Wednesday, October 31, 2012

Looper in Theaters Now

I was so excited to see this movie that I even let my husband fork out the extra cash to see it in a nice theater in a big city on my birthday getaway. But what a disappointment!

Looper stars Joseph Gordon-Levitt and Bruce Willis in a science fiction flick about time travel and murderers-for-hire. I guess I missed the part about them being hired guns and was more excited about the time travel aspect and the actors. My mistake.

Joe is one of these Loopers. He takes care of criminals who are sent to him from the future, where time traveling is illegal. Killing people in the past leaves no trail to follow. When a Looper has served enough time, he is sent his own future self to dispose of, along with enough gold to set him up for the next (and last) 30 years of his life. Loopers close the "loop" by killing their future selves and then get to live in peace until it's time to be on the other end of that gun. Neat and clean (the process, that is; not the movie).
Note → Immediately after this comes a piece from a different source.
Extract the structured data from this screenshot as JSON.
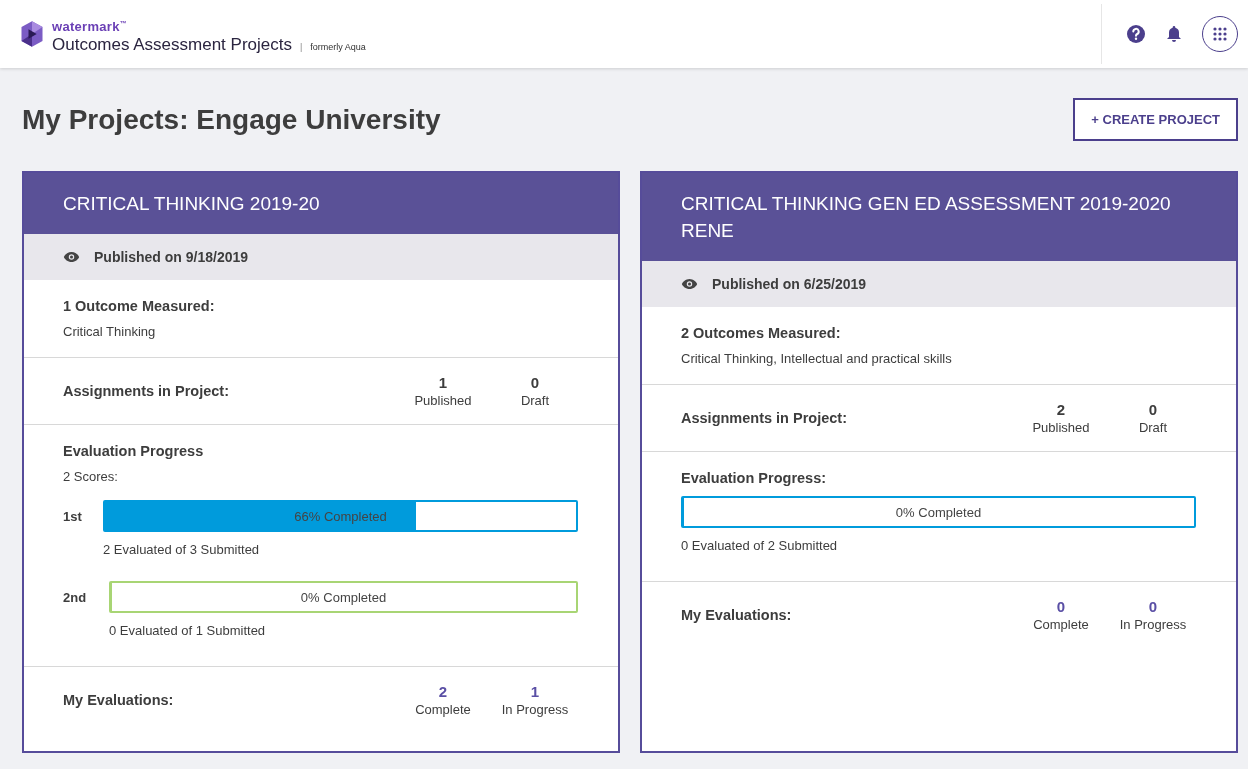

The movie is rated R. I think it should be rated higher, like NC-17 or something (I don't even know what the next level is). Looper is brutally violent, and there is far too much (any is too much) upper female nudity, which I wasn't expecting at all. And when children are murdered for the "greater good," that crosses the line for me in the violence department.

Besides the time travel thing, there is one other science fiction aspect, involving telekinesis. This barely affects the plot except where it has to do with the main bad guy. Otherwise, it's poorly integrated and feels like a superfluous plot device to make the bad guy simultaneously more evil and cool.
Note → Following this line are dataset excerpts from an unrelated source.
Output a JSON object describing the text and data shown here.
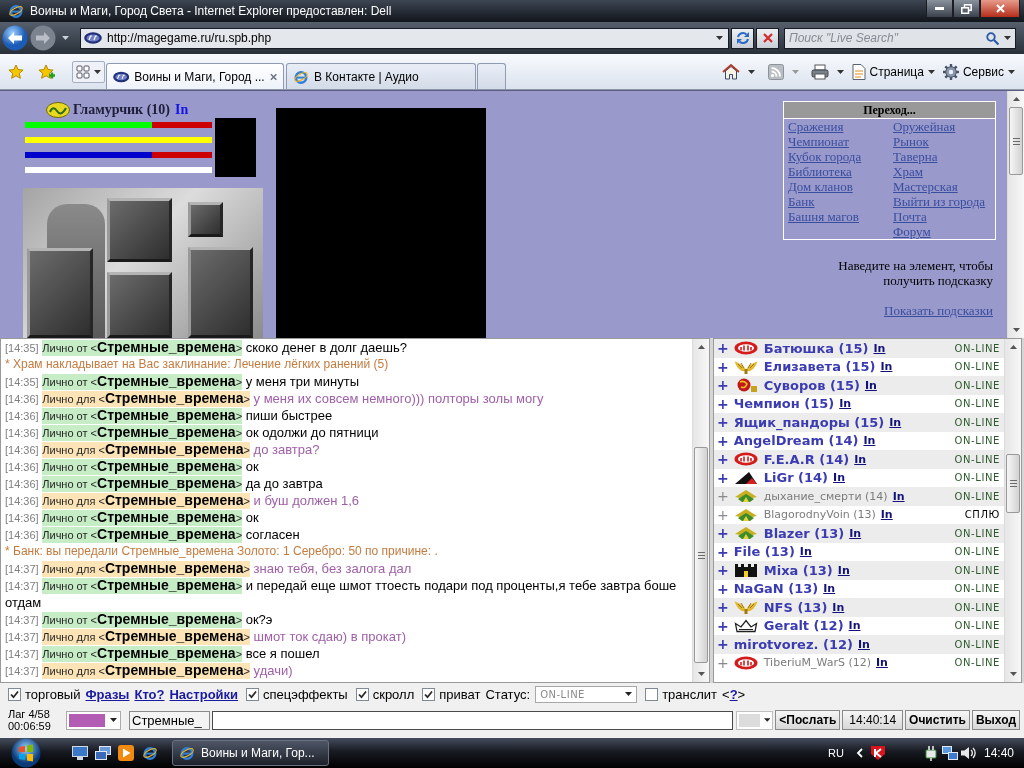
{
  "window": {
    "title": "Воины и Маги, Город Света - Internet Explorer предоставлен: Dell"
  },
  "address_bar": {
    "url": "http://magegame.ru/ru.spb.php"
  },
  "search": {
    "placeholder": "Поиск \"Live Search\""
  },
  "tabs": [
    {
      "label": "Воины и Маги, Город ...",
      "selected": true
    },
    {
      "label": "В Контакте | Аудио",
      "selected": false
    }
  ],
  "command_bar": {
    "menus": [
      "Страница",
      "Сервис"
    ]
  },
  "game": {
    "player": {
      "name": "Гламурчик (10)",
      "link": "In"
    },
    "bars": [
      {
        "color": "#00ff00",
        "level": 0.68
      },
      {
        "color": "#ffff00",
        "level": 1
      },
      {
        "color": "#0000cc",
        "level": 0.68
      },
      {
        "color": "#ffffff",
        "level": 1
      }
    ],
    "navigation": {
      "title": "Переход...",
      "columns": [
        [
          "Сражения",
          "Чемпионат",
          "Кубок города",
          "Библиотека",
          "Дом кланов",
          "Банк",
          "Башня магов"
        ],
        [
          "Оружейная",
          "Рынок",
          "Таверна",
          "Храм",
          "Мастерская",
          "Выйти из города",
          "Почта",
          "Форум"
        ]
      ]
    },
    "hint": "Наведите на элемент, чтобы получить подсказку",
    "hint_link": "Показать подсказки"
  },
  "chat": {
    "lines": [
      {
        "kind": "incoming",
        "time": "[14:35]",
        "tag": "Лично от <**Стремные_времена**>",
        "text": "скоко денег в долг даешь?"
      },
      {
        "kind": "system",
        "text": "* Храм накладывает на Вас заклинание: Лечение лёгких ранений (5)"
      },
      {
        "kind": "incoming",
        "time": "[14:35]",
        "tag": "Лично от <**Стремные_времена**>",
        "text": "у меня три минуты"
      },
      {
        "kind": "outgoing",
        "time": "[14:36]",
        "tag": "Лично для <**Стремные_времена**>",
        "text": "у меня их совсем немного))) полторы золы могу"
      },
      {
        "kind": "incoming",
        "time": "[14:36]",
        "tag": "Лично от <**Стремные_времена**>",
        "text": "пиши быстрее"
      },
      {
        "kind": "incoming",
        "time": "[14:36]",
        "tag": "Лично от <**Стремные_времена**>",
        "text": "ок одолжи до пятници"
      },
      {
        "kind": "outgoing",
        "time": "[14:36]",
        "tag": "Лично для <**Стремные_времена**>",
        "text": "до завтра?"
      },
      {
        "kind": "incoming",
        "time": "[14:36]",
        "tag": "Лично от <**Стремные_времена**>",
        "text": "ок"
      },
      {
        "kind": "incoming",
        "time": "[14:36]",
        "tag": "Лично от <**Стремные_времена**>",
        "text": "да до завтра"
      },
      {
        "kind": "outgoing",
        "time": "[14:36]",
        "tag": "Лично для <**Стремные_времена**>",
        "text": "и буш должен 1,6"
      },
      {
        "kind": "incoming",
        "time": "[14:36]",
        "tag": "Лично от <**Стремные_времена**>",
        "text": "ок"
      },
      {
        "kind": "incoming",
        "time": "[14:36]",
        "tag": "Лично от <**Стремные_времена**>",
        "text": "согласен"
      },
      {
        "kind": "system",
        "text": "* Банк: вы передали Стремные_времена Золото: 1 Серебро: 50 по причине: ."
      },
      {
        "kind": "outgoing",
        "time": "[14:37]",
        "tag": "Лично для <**Стремные_времена**>",
        "text": "знаю тебя, без залога дал"
      },
      {
        "kind": "incoming",
        "time": "[14:37]",
        "tag": "Лично от <**Стремные_времена**>",
        "text": "и передай еще шмот ттоесть подари под проценты,я тебе завтра боше отдам"
      },
      {
        "kind": "incoming",
        "time": "[14:37]",
        "tag": "Лично от <**Стремные_времена**>",
        "text": "ок?э"
      },
      {
        "kind": "outgoing",
        "time": "[14:37]",
        "tag": "Лично для <**Стремные_времена**>",
        "text": "шмот ток сдаю) в прокат)"
      },
      {
        "kind": "incoming",
        "time": "[14:37]",
        "tag": "Лично от <**Стремные_времена**>",
        "text": "все я пошел"
      },
      {
        "kind": "outgoing",
        "time": "[14:37]",
        "tag": "Лично для <**Стремные_времена**>",
        "text": "удачи)"
      }
    ]
  },
  "users": [
    {
      "kind": "oval",
      "expand": "+",
      "name": "Батюшка (15)",
      "link": "In",
      "status": "ON-LINE",
      "dimmed": false,
      "asleep": false
    },
    {
      "kind": "wings",
      "expand": "+",
      "name": "Елизавета (15)",
      "link": "In",
      "status": "ON-LINE",
      "dimmed": false,
      "asleep": false
    },
    {
      "kind": "swirl",
      "expand": "+",
      "name": "Суворов (15)",
      "link": "In",
      "status": "ON-LINE",
      "dimmed": false,
      "asleep": false
    },
    {
      "kind": "plain",
      "expand": "+",
      "name": "Чемпион (15)",
      "link": "In",
      "status": "ON-LINE",
      "dimmed": false,
      "asleep": false
    },
    {
      "kind": "plain",
      "expand": "+",
      "name": "Ящик_пандоры (15)",
      "link": "In",
      "status": "ON-LINE",
      "dimmed": false,
      "asleep": false
    },
    {
      "kind": "plain",
      "expand": "+",
      "name": "AngelDream (14)",
      "link": "In",
      "status": "ON-LINE",
      "dimmed": false,
      "asleep": false
    },
    {
      "kind": "oval",
      "expand": "+",
      "name": "F.E.A.R (14)",
      "link": "In",
      "status": "ON-LINE",
      "dimmed": false,
      "asleep": false
    },
    {
      "kind": "peak",
      "expand": "+",
      "name": "LiGr (14)",
      "link": "In",
      "status": "ON-LINE",
      "dimmed": false,
      "asleep": false
    },
    {
      "kind": "pagoda",
      "expand": "+",
      "name": "дыхание_смерти (14)",
      "link": "In",
      "status": "ON-LINE",
      "dimmed": true,
      "asleep": false
    },
    {
      "kind": "pagoda",
      "expand": "+",
      "name": "BlagorodnyVoin (13)",
      "link": "In",
      "status": "СПЛЮ",
      "dimmed": true,
      "asleep": true
    },
    {
      "kind": "pagoda",
      "expand": "+",
      "name": "Blazer (13)",
      "link": "In",
      "status": "ON-LINE",
      "dimmed": false,
      "asleep": false
    },
    {
      "kind": "plain",
      "expand": "+",
      "name": "File (13)",
      "link": "In",
      "status": "ON-LINE",
      "dimmed": false,
      "asleep": false
    },
    {
      "kind": "castle",
      "expand": "+",
      "name": "Mixa (13)",
      "link": "In",
      "status": "ON-LINE",
      "dimmed": false,
      "asleep": false
    },
    {
      "kind": "plain",
      "expand": "+",
      "name": "NaGaN (13)",
      "link": "In",
      "status": "ON-LINE",
      "dimmed": false,
      "asleep": false
    },
    {
      "kind": "wings",
      "expand": "+",
      "name": "NFS (13)",
      "link": "In",
      "status": "ON-LINE",
      "dimmed": false,
      "asleep": false
    },
    {
      "kind": "crown",
      "expand": "+",
      "name": "Geralt (12)",
      "link": "In",
      "status": "ON-LINE",
      "dimmed": false,
      "asleep": false
    },
    {
      "kind": "plain",
      "expand": "+",
      "name": "mirotvorez. (12)",
      "link": "In",
      "status": "ON-LINE",
      "dimmed": false,
      "asleep": false
    },
    {
      "kind": "oval",
      "expand": "+",
      "name": "TiberiuM_WarS (12)",
      "link": "In",
      "status": "ON-LINE",
      "dimmed": true,
      "asleep": false
    }
  ],
  "controls": [
    {
      "kind": "checkbox",
      "label": "торговый",
      "checked": true
    },
    {
      "kind": "link",
      "label": "Фразы"
    },
    {
      "kind": "link",
      "label": "Кто?"
    },
    {
      "kind": "link",
      "label": "Настройки"
    },
    {
      "kind": "checkbox",
      "label": "спецэффекты",
      "checked": true
    },
    {
      "kind": "checkbox",
      "label": "скролл",
      "checked": true
    },
    {
      "kind": "checkbox",
      "label": "приват",
      "checked": true
    },
    {
      "kind": "select",
      "label": "Статус:",
      "value": "ON-LINE"
    },
    {
      "kind": "checkbox",
      "label": "транслит",
      "checked": false
    },
    {
      "kind": "help",
      "before": "<",
      "label": "?",
      "after": ">"
    }
  ],
  "input_row": {
    "lag": "Лаг 4/58",
    "timer": "00:06:59",
    "color_picker": {
      "color": "#b35cb3"
    },
    "prefix": "Стремные_",
    "buttons": [
      {
        "kind": "button",
        "label": "<Послать"
      },
      {
        "kind": "clock",
        "label": "14:40:14"
      },
      {
        "kind": "button",
        "label": "Очистить"
      },
      {
        "kind": "button",
        "label": "Выход"
      }
    ]
  },
  "taskbar": {
    "task": "Воины и Маги, Гор...",
    "language": "RU",
    "clock": "14:40"
  }
}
After such a depressing story, it's rather amazing that the movie pulls off some redemptive value. Looper is not worth paying the money to see, but if you did, by accident, you won't leave in utter despair. In the end, love wins, and not just any love...a mother's love. That's pretty powerful. It's just buried by a load of images that are powerfully harmful.

Sure, Willis and Gordon-Levitt do a great job acting like the younger and older versions of the same person. Emily Blunt also has a great role as a protective, tortured single mom. The acting is fine. Even the story could have been acceptable with little improvements here and there. There's just no moral center to it.
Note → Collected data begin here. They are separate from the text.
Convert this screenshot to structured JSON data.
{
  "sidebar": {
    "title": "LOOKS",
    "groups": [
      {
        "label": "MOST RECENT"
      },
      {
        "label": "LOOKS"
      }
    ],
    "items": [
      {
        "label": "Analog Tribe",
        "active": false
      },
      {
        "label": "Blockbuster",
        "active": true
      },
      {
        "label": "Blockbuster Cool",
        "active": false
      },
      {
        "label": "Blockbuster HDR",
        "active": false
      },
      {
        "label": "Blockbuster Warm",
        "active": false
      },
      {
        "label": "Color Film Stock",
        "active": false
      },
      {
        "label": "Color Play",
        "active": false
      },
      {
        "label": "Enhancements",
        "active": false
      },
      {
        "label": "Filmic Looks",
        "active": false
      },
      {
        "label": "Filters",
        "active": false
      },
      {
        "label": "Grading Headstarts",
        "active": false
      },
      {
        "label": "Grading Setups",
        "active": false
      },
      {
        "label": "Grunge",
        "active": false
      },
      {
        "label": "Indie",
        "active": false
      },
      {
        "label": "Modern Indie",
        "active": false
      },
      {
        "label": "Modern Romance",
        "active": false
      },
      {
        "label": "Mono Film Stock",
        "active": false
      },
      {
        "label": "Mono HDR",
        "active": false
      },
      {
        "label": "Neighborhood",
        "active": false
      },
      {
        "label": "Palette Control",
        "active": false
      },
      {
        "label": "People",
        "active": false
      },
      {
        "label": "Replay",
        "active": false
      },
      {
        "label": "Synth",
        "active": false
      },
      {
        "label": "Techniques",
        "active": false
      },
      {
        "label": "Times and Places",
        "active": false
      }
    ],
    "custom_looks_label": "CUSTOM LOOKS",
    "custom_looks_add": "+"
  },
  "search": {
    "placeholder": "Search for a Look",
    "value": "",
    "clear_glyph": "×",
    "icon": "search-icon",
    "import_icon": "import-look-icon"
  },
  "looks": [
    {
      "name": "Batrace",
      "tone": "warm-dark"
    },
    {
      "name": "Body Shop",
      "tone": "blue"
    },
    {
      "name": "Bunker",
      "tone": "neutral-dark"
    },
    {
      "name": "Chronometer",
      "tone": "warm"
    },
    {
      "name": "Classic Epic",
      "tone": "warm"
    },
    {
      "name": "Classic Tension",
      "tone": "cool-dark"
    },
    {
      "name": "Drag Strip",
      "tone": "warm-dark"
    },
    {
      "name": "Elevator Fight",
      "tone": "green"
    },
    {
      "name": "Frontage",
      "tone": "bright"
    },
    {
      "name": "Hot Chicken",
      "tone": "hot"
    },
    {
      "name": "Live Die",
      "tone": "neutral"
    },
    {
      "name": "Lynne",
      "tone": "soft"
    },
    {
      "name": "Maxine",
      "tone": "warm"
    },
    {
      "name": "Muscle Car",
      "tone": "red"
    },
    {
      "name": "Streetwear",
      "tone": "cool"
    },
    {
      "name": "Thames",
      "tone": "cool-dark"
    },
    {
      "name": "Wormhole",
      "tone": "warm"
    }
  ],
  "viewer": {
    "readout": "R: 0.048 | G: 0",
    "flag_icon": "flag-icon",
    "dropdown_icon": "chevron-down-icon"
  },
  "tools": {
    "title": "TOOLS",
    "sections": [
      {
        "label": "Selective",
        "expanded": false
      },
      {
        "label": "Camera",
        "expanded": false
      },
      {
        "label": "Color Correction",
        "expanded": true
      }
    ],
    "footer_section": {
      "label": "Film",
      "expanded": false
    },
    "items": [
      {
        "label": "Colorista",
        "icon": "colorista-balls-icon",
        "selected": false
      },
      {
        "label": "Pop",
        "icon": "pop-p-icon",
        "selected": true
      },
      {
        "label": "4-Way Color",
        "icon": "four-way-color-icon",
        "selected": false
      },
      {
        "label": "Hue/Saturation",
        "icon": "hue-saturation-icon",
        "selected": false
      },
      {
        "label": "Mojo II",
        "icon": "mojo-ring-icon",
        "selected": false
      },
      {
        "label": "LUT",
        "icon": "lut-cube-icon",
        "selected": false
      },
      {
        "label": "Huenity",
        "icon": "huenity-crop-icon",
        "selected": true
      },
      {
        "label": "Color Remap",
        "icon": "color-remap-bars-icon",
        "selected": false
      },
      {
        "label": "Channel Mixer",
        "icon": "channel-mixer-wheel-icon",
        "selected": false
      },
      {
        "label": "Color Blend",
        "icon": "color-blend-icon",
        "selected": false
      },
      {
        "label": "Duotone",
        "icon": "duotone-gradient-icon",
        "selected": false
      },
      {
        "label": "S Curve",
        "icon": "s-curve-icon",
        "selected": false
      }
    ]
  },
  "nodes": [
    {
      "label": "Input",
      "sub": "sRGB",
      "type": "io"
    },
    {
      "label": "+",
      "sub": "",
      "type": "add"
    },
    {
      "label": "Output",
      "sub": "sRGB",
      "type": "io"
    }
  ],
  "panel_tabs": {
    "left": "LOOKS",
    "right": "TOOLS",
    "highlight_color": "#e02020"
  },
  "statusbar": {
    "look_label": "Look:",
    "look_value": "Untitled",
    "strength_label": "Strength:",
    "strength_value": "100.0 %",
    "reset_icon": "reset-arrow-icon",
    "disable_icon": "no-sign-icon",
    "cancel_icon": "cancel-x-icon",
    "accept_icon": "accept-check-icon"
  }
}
I heard this movie compared to Inception as far as its capability to blow your mind. In no way does it stand a chance against Inception. The time travel leaves questions that are mind-blowing, certainly, but that's because they just don't make sense. Time travel always seems to have a hole somewhere. Dr. Who has a name for this: it's timey-wimey. That's okay for Dr. Who. Dr. Who blows my mind with its goodness. What does Looper have going for it if not a tightly woven time travel history? Sex and gore, and those don't fly on this blog.

1 comment:

  1. I was excited by this film's premise, but it just had to bogged down in smug. Oi vey!